As the next few weeks went by, it had been hard not telling anybody. The thought of having a person developing & growing inside me was so foreign that I would sometimes wonder if it could be true. After all, I didn't look or feel any different except for being extra tired some days. But time passes, as it always does and I got used to thinking of myself as a nurturer.
As a person responsible for the growth and well being of another.
I had started seeing myself as a mother.

Now, with each passing week, thinking of my lil' bean puts an even bigger smile on my face. And the best thing about all this is that I've got someone very special to share it with.

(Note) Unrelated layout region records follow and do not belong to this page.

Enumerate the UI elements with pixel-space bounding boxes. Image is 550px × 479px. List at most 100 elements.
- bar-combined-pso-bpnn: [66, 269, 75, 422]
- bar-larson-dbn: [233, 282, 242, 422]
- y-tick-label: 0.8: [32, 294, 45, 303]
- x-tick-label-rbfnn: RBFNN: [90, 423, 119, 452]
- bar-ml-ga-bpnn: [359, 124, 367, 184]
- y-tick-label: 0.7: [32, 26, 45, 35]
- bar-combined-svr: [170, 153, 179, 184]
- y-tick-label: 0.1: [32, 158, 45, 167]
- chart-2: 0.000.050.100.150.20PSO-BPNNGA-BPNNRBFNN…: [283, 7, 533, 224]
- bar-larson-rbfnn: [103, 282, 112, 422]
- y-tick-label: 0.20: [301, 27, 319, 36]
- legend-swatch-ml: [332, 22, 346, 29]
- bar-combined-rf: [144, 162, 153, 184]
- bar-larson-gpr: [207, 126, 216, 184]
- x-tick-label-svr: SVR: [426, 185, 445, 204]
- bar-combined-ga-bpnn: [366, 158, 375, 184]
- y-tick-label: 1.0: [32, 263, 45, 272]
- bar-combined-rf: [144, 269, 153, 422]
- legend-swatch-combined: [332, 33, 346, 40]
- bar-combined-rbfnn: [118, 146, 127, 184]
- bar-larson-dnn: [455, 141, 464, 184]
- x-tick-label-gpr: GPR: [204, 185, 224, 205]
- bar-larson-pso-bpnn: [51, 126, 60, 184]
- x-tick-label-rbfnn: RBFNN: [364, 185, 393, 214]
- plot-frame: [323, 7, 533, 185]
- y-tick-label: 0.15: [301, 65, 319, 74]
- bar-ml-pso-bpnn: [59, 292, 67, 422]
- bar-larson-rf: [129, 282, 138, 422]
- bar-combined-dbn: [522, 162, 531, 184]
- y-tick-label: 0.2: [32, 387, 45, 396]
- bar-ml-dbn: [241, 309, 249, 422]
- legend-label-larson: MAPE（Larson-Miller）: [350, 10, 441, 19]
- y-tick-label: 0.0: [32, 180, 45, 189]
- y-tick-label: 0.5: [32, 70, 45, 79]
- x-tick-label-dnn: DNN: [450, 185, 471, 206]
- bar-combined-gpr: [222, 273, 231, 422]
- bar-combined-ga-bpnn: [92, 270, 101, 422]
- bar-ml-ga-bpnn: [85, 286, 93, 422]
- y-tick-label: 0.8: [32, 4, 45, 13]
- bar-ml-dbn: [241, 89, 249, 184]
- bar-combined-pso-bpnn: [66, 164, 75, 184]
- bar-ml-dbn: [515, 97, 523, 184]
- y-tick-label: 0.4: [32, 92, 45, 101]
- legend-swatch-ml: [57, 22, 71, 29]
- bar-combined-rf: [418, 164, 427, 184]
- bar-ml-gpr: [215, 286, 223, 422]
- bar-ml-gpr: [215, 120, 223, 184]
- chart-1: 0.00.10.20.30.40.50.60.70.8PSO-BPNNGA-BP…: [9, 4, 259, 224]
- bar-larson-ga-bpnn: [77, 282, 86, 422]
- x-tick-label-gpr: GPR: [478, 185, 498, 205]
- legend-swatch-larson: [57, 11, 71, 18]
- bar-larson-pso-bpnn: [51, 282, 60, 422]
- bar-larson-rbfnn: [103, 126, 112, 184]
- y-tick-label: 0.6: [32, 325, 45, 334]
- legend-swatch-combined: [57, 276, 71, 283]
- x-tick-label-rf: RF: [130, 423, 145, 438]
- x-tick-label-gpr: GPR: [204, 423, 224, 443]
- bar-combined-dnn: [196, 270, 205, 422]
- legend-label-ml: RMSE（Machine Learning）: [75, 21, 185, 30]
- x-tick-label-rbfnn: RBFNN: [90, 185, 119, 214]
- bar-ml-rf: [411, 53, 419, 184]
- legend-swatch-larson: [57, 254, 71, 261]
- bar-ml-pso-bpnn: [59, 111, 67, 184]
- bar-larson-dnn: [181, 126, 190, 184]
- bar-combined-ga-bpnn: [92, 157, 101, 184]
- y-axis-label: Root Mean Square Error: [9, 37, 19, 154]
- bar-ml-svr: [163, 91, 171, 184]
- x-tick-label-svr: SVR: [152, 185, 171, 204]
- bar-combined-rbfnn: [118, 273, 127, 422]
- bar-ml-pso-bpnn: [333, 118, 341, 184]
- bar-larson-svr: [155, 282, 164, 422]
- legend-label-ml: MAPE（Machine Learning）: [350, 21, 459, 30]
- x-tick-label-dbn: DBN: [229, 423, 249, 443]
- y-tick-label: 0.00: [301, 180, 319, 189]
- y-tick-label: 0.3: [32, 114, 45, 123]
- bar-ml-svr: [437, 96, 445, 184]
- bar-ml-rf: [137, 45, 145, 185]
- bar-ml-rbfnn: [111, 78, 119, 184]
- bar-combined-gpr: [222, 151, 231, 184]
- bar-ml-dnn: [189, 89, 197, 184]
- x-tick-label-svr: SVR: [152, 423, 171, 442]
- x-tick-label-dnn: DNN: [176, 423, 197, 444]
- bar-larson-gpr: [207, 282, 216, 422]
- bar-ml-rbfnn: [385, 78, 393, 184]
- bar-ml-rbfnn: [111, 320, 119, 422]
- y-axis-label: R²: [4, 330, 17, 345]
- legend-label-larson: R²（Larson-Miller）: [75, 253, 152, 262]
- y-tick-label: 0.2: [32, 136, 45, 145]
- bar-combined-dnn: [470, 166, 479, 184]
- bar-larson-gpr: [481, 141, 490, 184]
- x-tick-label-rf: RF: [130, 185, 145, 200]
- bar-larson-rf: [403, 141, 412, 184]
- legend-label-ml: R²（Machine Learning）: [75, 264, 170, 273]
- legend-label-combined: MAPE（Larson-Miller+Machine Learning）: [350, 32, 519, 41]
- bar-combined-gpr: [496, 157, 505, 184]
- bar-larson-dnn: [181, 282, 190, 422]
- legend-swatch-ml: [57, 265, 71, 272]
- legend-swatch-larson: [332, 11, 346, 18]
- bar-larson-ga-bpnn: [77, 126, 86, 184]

This week my lil' bean is the size of a bell pepper. All the organs are in place and will be getting more mature here on out. His/her translucent skin is now covered in lanugo and vernix will soon be on the way. The skin has actually formed into two layers this week, the epidermis and the dermis. Taste buds are starting to form and the bones are continuing to harden. Just a few more weeks and I'll get to see my lil' bean again!